Retail arenas and dead-eyed consumerist experiences are modelled at the core of community values. Towns revolve around their high streets, whole areas rely on the industrial-scale unit. Mozart Estate is having none of it. The composer at the heart of this indie-pop, synthpop piece is brushing off old members and bringing on new and withering pops at the consumer lifestyle. Wiggle through the opening track I’m Gonna Wiggle for that novelty pop defiance and a crushing ambivalence toward the streets upon streets upon streets, as Morrissey would no doubt call them, of shops. Human trash and levelling criticism at the high street appear an odd and dated choice considering they are as barren as The Specials’ Ghost Town, but Pop-Up! Ker-ching! And the Possibilities of Modern Shopping is behind the times anyway.
In equal measures the lacklustre soundtrack of Grease 2 and the wet blanket tones of a late-stage record from The Hoosiers, there is a sense of glee and fun within Mozart Estate. Much of it feels like indie pop ready-made for the little screen of daytime television for children. Had that been the aim then Pop-Up! Ker-ching! would have been some novel success. Instead, it tries its hand at political commentary on the likes of Relative Poverty, a breadline track set to a riff from The Wiggles. As grating as that sounds, the instrumental work flowing through is high-pitched, filled with upbeat interest and well-worked. Modern-day Agadoo horrors are found on the twee, upbeat whistling cockney abscesses of Lookin’ Thru Glass.
From there it all comes apart. Novelty is as novelty does. Brief charms are not fulfilling enough to hold firm for forty minutes. Smartphones, colloquial uses of the word “gaffe” and an unflinchingly dull bright and dark binary opposite on the light riffs of I Wanna Murder You and the attempt at changing pace on And Now The Darkest Times Are Here. Enough to drive a listener around the bend, as the latter half of Lookin Thru’ Glass manages, which straps itself to the twee annoyances of naming a track Poundland and having it sound like the beat was ripped from a Mario Party level. Frustratingly and interesting enough, Mozart Estate manage to blur their synthpop charms and their clear talent for instrumental sections into what is a sci-fi view of the modern shopping centre through a lense The Buggles would have snubbed their noses at.

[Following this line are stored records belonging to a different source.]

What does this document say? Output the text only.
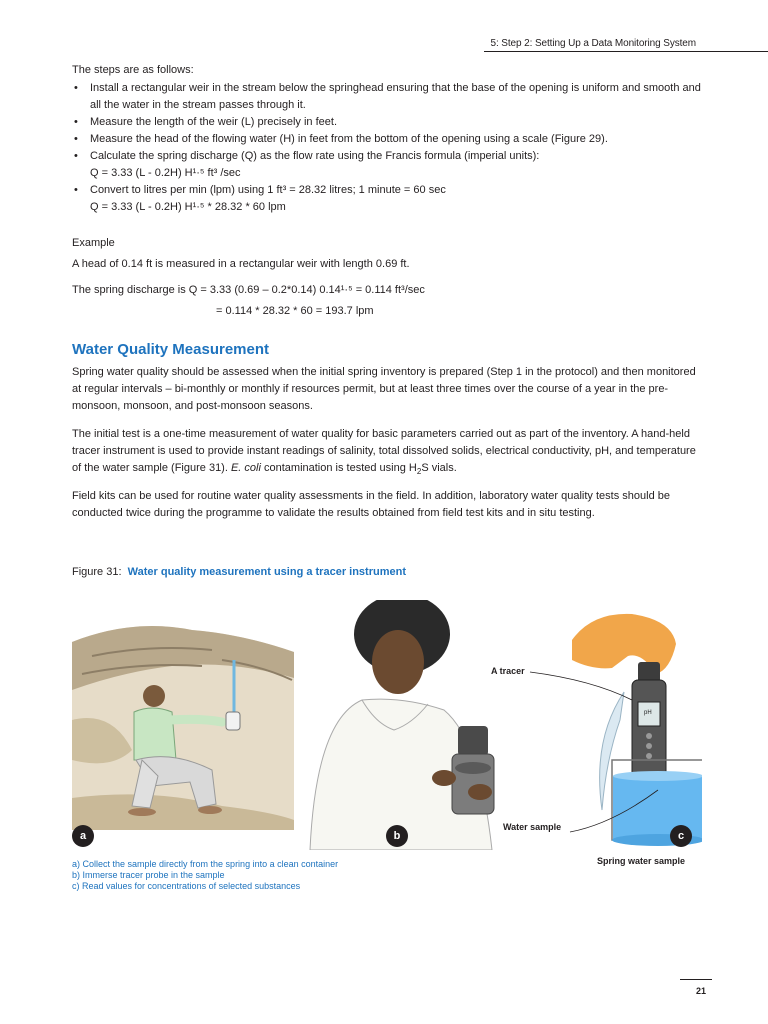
5: Step 2: Setting Up a Data Monitoring System
The steps are as follows:
• Install a rectangular weir in the stream below the springhead ensuring that the base of the opening is uniform and smooth and all the water in the stream passes through it.
• Measure the length of the weir (L) precisely in feet.
• Measure the head of the flowing water (H) in feet from the bottom of the opening using a scale (Figure 29).
• Calculate the spring discharge (Q) as the flow rate using the Francis formula (imperial units):
Q = 3.33 (L - 0.2H) H¹·⁵ ft³ /sec
• Convert to litres per min (lpm) using 1 ft³ = 28.32 litres; 1 minute = 60 sec
Q = 3.33 (L - 0.2H) H¹·⁵ * 28.32 * 60 lpm
Example
A head of 0.14 ft is measured in a rectangular weir with length 0.69 ft.
The spring discharge is Q = 3.33 (0.69 – 0.2*0.14) 0.14¹·⁵ = 0.114 ft³/sec
= 0.114 * 28.32 * 60 = 193.7 lpm
Water Quality Measurement
Spring water quality should be assessed when the initial spring inventory is prepared (Step 1 in the protocol) and then monitored at regular intervals – bi-monthly or monthly if resources permit, but at least three times over the course of a year in the pre-monsoon, monsoon, and post-monsoon seasons.
The initial test is a one-time measurement of water quality for basic parameters carried out as part of the inventory. A hand-held tracer instrument is used to provide instant readings of salinity, total dissolved solids, electrical conductivity, pH, and temperature of the water sample (Figure 31). E. coli contamination is tested using $H_2S$ vials.
Field kits can be used for routine water quality assessments in the field. In addition, laboratory water quality tests should be conducted twice during the programme to validate the results obtained from field test kits and in situ testing.
Figure 31: Water quality measurement using a tracer instrument
pH
A tracer
Water sample
Spring water sample
a	b	c
a) Collect the sample directly from the spring into a clean container
b) Immerse tracer probe in the sample
c) Read values for concentrations of selected substances
21
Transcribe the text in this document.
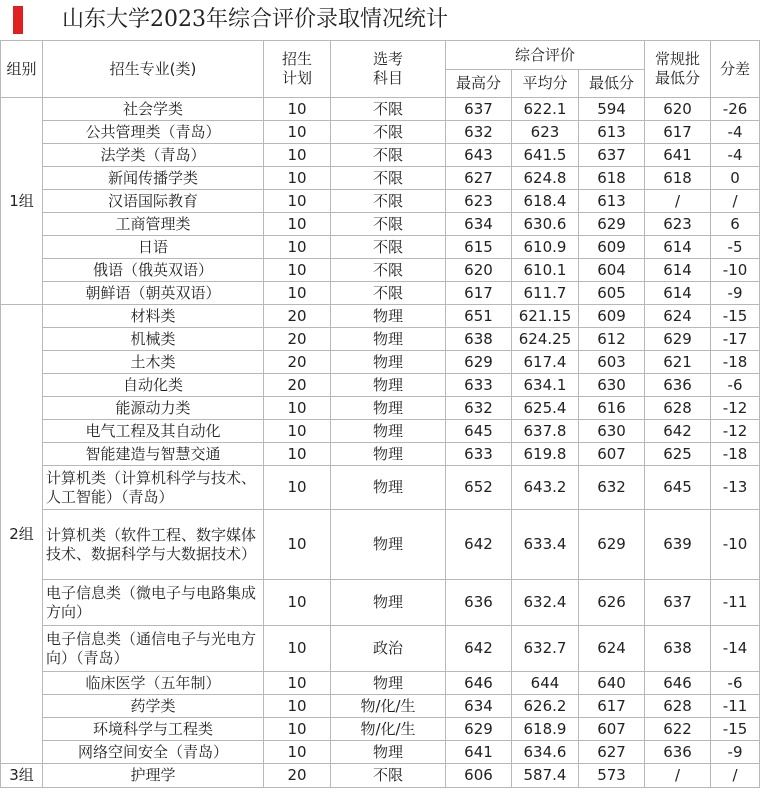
山东大学2023年综合评价录取情况统计
组别	招生专业(类)	招生计划	选考科目	综合评价			常规批最低分	分差
				最高分	平均分	最低分		
1组	社会学类	10	不限	637	622.1	594	620	-26
	公共管理类（青岛）	10	不限	632	623	613	617	-4
	法学类（青岛）	10	不限	643	641.5	637	641	-4
	新闻传播学类	10	不限	627	624.8	618	618	0
	汉语国际教育	10	不限	623	618.4	613	/	/
	工商管理类	10	不限	634	630.6	629	623	6
	日语	10	不限	615	610.9	609	614	-5
	俄语（俄英双语）	10	不限	620	610.1	604	614	-10
	朝鲜语（朝英双语）	10	不限	617	611.7	605	614	-9
2组	材料类	20	物理	651	621.15	609	624	-15
	机械类	20	物理	638	624.25	612	629	-17
	土木类	20	物理	629	617.4	603	621	-18
	自动化类	20	物理	633	634.1	630	636	-6
	能源动力类	10	物理	632	625.4	616	628	-12
	电气工程及其自动化	10	物理	645	637.8	630	642	-12
	智能建造与智慧交通	10	物理	633	619.8	607	625	-18
	计算机类（计算机科学与技术、人工智能）（青岛）	10	物理	652	643.2	632	645	-13
	计算机类（软件工程、数字媒体技术、数据科学与大数据技术）	10	物理	642	633.4	629	639	-10
	电子信息类（微电子与电路集成方向）	10	物理	636	632.4	626	637	-11
	电子信息类（通信电子与光电方向）（青岛）	10	政治	642	632.7	624	638	-14
	临床医学（五年制）	10	物理	646	644	640	646	-6
	药学类	10	物/化/生	634	626.2	617	628	-11
	环境科学与工程类	10	物/化/生	629	618.9	607	622	-15
	网络空间安全（青岛）	10	物理	641	634.6	627	636	-9
3组	护理学	20	不限	606	587.4	573	/	/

One of the grand problems for Pop-Up! Ker-ching! comes from the asinine conclusions each short, one-trick track makes. Lifting some style from here or vague worry here that neither applies to the band nor makes much of an effort to convince the listener of some strife or interesting pointer. It all comes together artistically. Novelty indie pop tones are achieved and successfully so. Popping up with nothing much of uniqueness but still marking that ker-ching of the register as a transaction is made, it turns out the possibilities of modern shopping are loose, ill-styled and founded on a playing style from Mozart Estate that is worth exploring, so long as they get themselves out of Poundland-bashing children’s party synth pieces. Toothless pop politics round out Before And After The Barcode, and with that, Mozart Estate pack those bags of cushy wonders. Thank you for shopping, Lawrence.